Ask HN: What was your biggest challenge in creating a sales organization? - davidlee1435
How did you overcome those challenges?
======
chi17
Some sales-related challenges faced by companies I've worked for:

1\. incentive plan - you'd be surprised at how much a poorly-thought out plan
can screw things up. For example, let's say you're growth focused and don't
have a lot to spend, so you think it's appropriate to only pay 20% commission
on order revenue if the order belongs to a customer within the first 3 months
after a customer's first order was completed. Genius right? Wrong. After that
3 months, your sales team is going to ignore that customer, and that unhappy
customer at best won't be coming back as you burn through all of your leads;
at worst they'll disparage you to everyone they know which includes your
potential customers.

2\. recruiting pool - this is not just a sales problem, but if you choose a
crappy location because it's cheap or an easy commute for you personally,
you're in large part defining the edges of your recruiting pool to reasonable
commuting distance to your office. This is a great reason to embrace remote
sales, but then you have to ensure a lot is in-place.
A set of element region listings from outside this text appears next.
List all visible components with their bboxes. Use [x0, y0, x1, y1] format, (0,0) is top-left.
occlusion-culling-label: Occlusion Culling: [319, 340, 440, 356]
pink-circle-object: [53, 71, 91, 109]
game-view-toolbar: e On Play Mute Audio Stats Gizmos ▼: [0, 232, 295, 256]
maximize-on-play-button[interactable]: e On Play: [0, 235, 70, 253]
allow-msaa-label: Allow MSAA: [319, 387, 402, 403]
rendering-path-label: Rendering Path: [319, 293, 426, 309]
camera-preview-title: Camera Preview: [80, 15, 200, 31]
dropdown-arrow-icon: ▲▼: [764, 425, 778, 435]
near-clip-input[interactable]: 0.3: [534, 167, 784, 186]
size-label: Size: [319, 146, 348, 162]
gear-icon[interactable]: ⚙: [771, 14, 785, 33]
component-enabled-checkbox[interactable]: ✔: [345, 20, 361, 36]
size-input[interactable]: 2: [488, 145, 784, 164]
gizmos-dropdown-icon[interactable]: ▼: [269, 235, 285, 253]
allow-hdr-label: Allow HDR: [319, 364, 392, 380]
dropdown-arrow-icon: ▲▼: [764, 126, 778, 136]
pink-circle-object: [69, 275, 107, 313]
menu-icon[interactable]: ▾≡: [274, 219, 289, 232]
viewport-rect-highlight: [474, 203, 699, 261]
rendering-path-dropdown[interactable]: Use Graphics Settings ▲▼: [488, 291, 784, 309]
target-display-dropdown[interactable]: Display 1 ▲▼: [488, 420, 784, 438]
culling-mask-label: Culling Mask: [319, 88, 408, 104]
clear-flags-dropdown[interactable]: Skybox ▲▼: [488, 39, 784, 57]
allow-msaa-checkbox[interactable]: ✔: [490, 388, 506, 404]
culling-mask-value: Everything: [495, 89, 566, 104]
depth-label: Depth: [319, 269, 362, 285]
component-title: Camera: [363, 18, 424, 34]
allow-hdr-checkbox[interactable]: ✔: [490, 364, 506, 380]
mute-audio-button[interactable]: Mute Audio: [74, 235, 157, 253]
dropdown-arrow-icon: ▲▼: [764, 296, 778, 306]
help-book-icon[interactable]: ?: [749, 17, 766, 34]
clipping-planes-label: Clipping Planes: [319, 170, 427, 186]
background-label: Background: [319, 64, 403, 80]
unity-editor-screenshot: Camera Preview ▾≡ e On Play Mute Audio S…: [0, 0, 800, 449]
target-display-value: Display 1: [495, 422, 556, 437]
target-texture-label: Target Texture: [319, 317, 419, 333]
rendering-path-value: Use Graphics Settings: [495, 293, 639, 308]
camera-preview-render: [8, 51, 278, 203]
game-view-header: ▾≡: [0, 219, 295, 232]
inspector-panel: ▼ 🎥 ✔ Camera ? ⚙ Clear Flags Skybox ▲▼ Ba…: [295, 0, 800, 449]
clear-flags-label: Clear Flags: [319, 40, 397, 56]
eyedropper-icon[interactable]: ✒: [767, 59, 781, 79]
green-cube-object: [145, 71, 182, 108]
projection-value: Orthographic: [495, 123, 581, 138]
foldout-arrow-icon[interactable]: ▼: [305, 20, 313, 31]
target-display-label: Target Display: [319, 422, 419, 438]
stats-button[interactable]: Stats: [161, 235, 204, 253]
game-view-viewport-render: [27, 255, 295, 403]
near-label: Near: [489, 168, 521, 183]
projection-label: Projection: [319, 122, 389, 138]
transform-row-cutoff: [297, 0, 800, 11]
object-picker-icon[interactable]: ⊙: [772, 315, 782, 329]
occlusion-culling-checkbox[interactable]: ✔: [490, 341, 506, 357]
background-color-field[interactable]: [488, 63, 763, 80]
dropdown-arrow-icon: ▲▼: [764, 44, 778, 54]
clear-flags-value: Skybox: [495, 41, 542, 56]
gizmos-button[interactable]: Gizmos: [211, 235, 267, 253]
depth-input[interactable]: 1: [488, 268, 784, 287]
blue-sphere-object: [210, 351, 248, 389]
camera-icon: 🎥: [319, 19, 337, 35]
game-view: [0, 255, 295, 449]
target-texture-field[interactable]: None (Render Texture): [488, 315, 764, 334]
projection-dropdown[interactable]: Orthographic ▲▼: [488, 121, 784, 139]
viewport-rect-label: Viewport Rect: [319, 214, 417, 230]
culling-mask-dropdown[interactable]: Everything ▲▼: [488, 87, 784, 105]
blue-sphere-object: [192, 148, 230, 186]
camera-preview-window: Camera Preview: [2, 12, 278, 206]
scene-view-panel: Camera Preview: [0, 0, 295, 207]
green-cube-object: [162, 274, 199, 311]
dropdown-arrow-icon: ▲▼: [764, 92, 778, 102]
Also, be aware of the
general culture where you're recruiting. Do you accept it? Will the rest of
the company and your customers?

3, 4, 5, 6, 7, 8, 9, 10, 11... many other things like: cell phone plan(s),
travel reimbursement (don't give them a hard time about buying bottled water,
do set realistic common-sense ground rules to ensure you have a sustainable
plan through good and bad times, show them how to use a cellphone app to
quickly scan and collect receipts, etc.), SalesForce licenses (or at least
don't reinvent the wheel when it comes to CRM software), quality leads (ABC
doesn't stand for "always be cold-calling"), automated contact resolution,
sales training (and training for everything else!), customer training (and
ensure that everything is legal in every way as it relates to the customer
which is public exposure), network, IT/app support, product planning and
ongoing FULLY RELEVANT communication about what is and isn't possible to do
with your products/services.

...

9999999999\. Last but not least, the selection process and effective sell of
the position itself. You have to be ready and able to sell the position to a
salesperson that you expect to be better than you at sales. You also need to
recognize when they can't sell. You probably can't really accomplish this
easily during selection, at the very least, ensure there's a clear
understanding of quota, etc., and, like the reimbursement plan, it needs to be
sustainable. If you keep changing the quota and they get pissed, they will
know how to use Glassdoor, Google reviews, and tell every customer they run
into at their new company about all your faults.

Some extras:

* Your smartest salespeople are going to make mistakes, probably be sneaky at times or try things that don't make sense. Encourage the creative things they do, but also listen to the others that provide better ways to handle those things. These are the ones to keep if they can really sell.

* Sales is about the company's success, not each sell itself. A bad sales staff will tank a company if told to do whatever it takes to make the sell, which includes selling at a loss.